Santiago Pérez (baseball)
December 30, 1975 |
Santo Domingo, Dominican Republic
|June 3, 2000 for the Milwaukee Brewers|
Last MLB appearance
|July 1, 2001 for the San Diego Padres|
Santiago Alberto Pérez (born December 30, 1975 in Santo Domingo, Dominican Republic) is a former utility player in Major League Baseball. Pérez was a switch-hitter and threw right-handed. He attended Liceo Victor Estrella High School in Santo Domingo.
Originally signed by the Detroit Tigers in 1993 as an undrafted free agent, Pérez never got higher than High-A ball in their organization, although he did display good speed, stealing 17 or more bases three times in the five seasons he was in the Tigers' organization.
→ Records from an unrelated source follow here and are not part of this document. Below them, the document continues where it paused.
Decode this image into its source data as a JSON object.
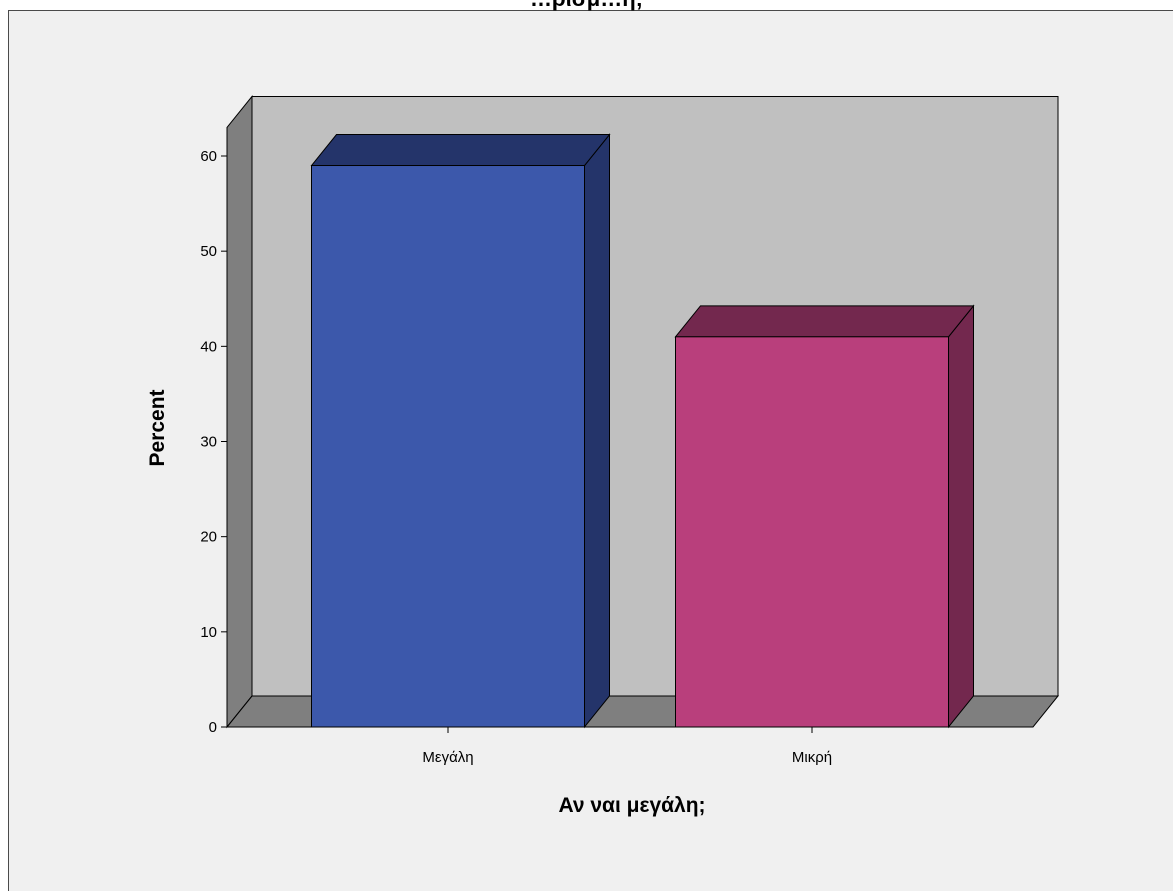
{
  "chart_data": {
    "type": "bar",
    "title": "…ρισμ…η;",
    "xlabel": "Αν ναι μεγάλη;",
    "ylabel": "Percent",
    "categories": [
      "Μεγάλη",
      "Μικρή"
    ],
    "values": [
      59,
      41
    ],
    "ylim": [
      0,
      60
    ],
    "yticks": [
      0,
      10,
      20,
      30,
      40,
      50,
      60
    ],
    "grid": false,
    "style": "3d",
    "colors": {
      "bars": [
        "#3c58ab",
        "#b93f7c"
      ],
      "bar_tops": [
        "#24346a",
        "#73284e"
      ],
      "back_wall": "#c0c0c0",
      "side_wall": "#7f7f7f",
      "floor": "#7f7f7f",
      "background": "#f0f0f0"
    }
  }
}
On November 20, 1997, Pérez was traded by Detroit along with Rick Greene and Mike Myers to the Milwaukee Brewers in exchange for Bryce Florie. Pérez started off in Double-A baseball in 1998, but by the end of the season he had seen some time in Triple-A. He remained at the Triple-A level until June 3, 2000, which is when he made his big league debut at the age of 24. He went 0-for-2 in his first game, and he started his career off collecting only two hits in his first 11 at-bats. He collected his first hit off of Valerio de los Santos. His season would not improve much after his poor start, in fact, it would basically stay the same. He ended up hitting .173 in the 52 at-bats that made up his first season. He was however 100% successful in the stolen base category, stealing four bases in four attempts.
In the 2000–2001 offseason, the Brewers sent Pérez with a player to be named later to the San Diego Padres for Brandon Kolb and a player to be named later. The two players to be named would end up being Will Cunnane from the Padres and minor leaguer Chad Green from the Brewers.
Although Pérez was with a new team, his luck did not improve much. He played 43 games with the Padres in 2001, coming to the plate 81 times. He was involved in A. J. Burnett's no-hitter in 2001, obviously on the losing side. He went 0-for-1 (he struck out). Overall, he collected 16 hits for a .198 batting average in 2001-a slight improvement over the previous season, but still a poor average. July 1, 2001, would end up being Pérez's last game in the majors. He collected a walk in his only plate appearance in that game.
Although his big league career was over, his professional career was not. In fact, he was bouncing around the minor leagues as recently as 2005, and in 28 games with Double-A Frisco in 2004, he hit .387.
Even though his career batting statistics were nothing near stellar-overall, he hit .188 with no home runs and six RBI in 133 career at-bats he was still a fairly valuable asset to have on the team, due to his defensive versatility. Not only did he play in all three outfield spots in his career, he also spent time at shortstop and second base. His career fielding percentage was .926.
He wore two numbers in his career - 57 and 1.